Tocca anche alle maestre e ai maestri degli nidi e delle scuole dell’infanzia lo svelamento delle gerarchizzazioni delle relazioni di potere che producono pratiche razziste e pregiudizievoli, affinché si realizzi un’educazione antirazzista e antifascista che promuova davvero l’emancipazione delle (dei) piccole(i) brasiliane(i) che muoiono o soffrono ogni giorno per le crudeltà del sistema capitalista.

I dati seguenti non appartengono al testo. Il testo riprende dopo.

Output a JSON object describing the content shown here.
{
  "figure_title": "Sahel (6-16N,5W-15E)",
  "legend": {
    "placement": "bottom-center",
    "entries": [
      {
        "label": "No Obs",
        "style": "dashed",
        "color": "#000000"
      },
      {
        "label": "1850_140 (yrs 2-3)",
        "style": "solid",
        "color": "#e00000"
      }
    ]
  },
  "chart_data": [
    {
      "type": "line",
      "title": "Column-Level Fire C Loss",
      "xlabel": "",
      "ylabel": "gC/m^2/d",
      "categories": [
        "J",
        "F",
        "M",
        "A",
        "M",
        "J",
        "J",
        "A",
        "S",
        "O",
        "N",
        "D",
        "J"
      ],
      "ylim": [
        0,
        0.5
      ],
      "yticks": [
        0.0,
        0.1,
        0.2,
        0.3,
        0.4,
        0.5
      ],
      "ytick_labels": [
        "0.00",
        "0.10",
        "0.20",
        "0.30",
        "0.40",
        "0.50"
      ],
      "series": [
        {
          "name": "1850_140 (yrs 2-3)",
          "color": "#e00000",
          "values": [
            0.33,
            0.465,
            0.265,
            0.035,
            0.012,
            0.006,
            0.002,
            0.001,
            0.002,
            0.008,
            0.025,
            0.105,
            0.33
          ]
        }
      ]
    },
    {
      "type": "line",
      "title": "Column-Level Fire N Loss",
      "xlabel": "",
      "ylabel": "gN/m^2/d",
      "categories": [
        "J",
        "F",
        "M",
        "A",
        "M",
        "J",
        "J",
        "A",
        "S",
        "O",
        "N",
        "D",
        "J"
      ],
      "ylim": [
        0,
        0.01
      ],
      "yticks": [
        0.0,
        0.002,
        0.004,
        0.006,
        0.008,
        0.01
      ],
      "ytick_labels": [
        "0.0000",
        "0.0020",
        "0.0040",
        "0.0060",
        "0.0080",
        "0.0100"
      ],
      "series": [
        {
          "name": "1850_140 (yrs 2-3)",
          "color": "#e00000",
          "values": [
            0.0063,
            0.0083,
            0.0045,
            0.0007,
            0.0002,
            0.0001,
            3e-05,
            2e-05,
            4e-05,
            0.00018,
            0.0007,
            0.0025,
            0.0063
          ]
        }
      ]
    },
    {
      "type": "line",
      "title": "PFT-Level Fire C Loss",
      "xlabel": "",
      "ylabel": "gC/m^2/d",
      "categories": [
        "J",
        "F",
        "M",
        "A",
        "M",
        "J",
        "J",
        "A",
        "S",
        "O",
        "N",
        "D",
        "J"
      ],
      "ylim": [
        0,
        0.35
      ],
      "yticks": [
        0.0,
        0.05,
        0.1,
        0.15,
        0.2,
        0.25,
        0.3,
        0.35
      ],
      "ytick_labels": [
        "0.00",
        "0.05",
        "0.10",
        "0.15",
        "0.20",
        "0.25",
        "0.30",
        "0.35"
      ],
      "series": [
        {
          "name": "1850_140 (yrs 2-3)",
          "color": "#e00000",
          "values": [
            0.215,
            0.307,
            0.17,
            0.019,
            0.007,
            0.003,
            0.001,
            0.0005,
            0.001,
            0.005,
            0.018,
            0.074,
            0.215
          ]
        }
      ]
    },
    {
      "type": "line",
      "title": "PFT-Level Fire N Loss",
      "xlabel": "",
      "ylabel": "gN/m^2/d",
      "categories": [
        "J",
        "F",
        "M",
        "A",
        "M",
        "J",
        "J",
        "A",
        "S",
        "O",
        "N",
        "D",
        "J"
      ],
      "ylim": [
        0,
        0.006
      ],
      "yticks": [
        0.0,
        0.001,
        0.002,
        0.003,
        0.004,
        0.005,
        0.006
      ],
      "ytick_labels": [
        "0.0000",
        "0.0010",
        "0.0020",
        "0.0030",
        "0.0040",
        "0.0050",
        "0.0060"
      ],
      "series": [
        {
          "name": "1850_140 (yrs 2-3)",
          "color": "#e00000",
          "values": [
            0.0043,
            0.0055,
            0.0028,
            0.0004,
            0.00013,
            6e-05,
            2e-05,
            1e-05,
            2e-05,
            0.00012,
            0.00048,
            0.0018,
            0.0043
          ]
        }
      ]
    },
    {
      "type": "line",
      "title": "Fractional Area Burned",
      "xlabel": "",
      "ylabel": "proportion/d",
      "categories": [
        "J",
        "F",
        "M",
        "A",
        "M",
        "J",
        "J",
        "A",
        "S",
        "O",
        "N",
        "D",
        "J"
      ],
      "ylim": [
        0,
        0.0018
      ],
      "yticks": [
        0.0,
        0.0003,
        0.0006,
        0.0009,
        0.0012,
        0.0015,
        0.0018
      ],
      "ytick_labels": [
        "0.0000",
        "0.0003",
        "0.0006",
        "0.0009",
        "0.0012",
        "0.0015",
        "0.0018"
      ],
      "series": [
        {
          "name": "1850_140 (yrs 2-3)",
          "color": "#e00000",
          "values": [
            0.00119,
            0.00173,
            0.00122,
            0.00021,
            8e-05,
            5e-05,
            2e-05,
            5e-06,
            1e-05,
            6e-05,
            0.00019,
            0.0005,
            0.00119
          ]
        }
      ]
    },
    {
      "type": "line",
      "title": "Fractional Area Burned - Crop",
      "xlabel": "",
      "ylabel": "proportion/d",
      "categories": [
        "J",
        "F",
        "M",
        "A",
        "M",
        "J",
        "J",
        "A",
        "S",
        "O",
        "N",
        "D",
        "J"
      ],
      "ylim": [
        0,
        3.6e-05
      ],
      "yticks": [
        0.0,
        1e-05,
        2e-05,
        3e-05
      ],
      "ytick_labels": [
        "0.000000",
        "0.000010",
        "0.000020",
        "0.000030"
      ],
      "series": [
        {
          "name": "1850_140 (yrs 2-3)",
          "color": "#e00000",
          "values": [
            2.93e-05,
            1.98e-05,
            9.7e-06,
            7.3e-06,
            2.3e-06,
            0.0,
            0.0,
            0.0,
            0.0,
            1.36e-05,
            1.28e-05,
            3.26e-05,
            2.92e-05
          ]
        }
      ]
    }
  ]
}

In questo momento della pandemia del Covid-19, in cui le disuguaglianze sono ancora più crudeli, con una grande minaccia alla vita delle (dei) bambine(i) povere(i), nere(i), indigene(i), immigrate(i), che quando non muoiono per il virus, muoiono per la negligenza dello Stato oppure per la violenza del razzismo in una necropolitica che tutti i giorni distrugge i sogni delle bambine e dei bambini, piccole(i) brasiliane(i), siamo in lutto e in lotta!

 

 

Quelle (quei) piccole(i) brasiliane(i) che giocavano, studiavano, giocavano a calcio, cantavano, sognavano. Quelle (quei) piccole(i) brasiliane(i) che volevano guardare i Mondiali di Calcio e le Olimpiadi a Rio, che volevano vedere le favelas pacifiche, le scuole tranquille, i loro genitori occupati, i loro fratelli all’università.

Le (i) piccole(i) brasiliane(i) che sono scomparse(i) così presto; che non hanno potuto aspettare il futuro, che suppostamente avremmo costruito per loro; che non hanno avuto l’opportunità di diventare giovani, adulti e vivere pienamente la vita.

Le (i) piccole(i) brasiliane(i) che sono la maggioranza dell’infanzia e della gioventù in Brasile, ma che non sono considerati il centro della discussione fatta dai media, sono discriminati e invisibilizzati, tranne quando succedono tragedie.

Finché tutti noi non ci sentiamo piccole(i) brasiliane(i), con le loro speranze e le loro fragilità, le loro volontà e le loro frustrazioni, i loro sogni e i loro incubi, e non lottiamo insieme a tutte(i) loro, le(i) piccole(i) brasiliane(i) saranno soltanto le (i) bambine(i) povere(i), bisognose(i) e disagiate(i).Un Brasile per tutti deve essere innanzitutto un Brasile di tutte(i) le(i) piccole(i) brasiliane(i).

(SADER, Emir. Os brasileirinhos. Revista Carta Maior. 9 abril de 2011).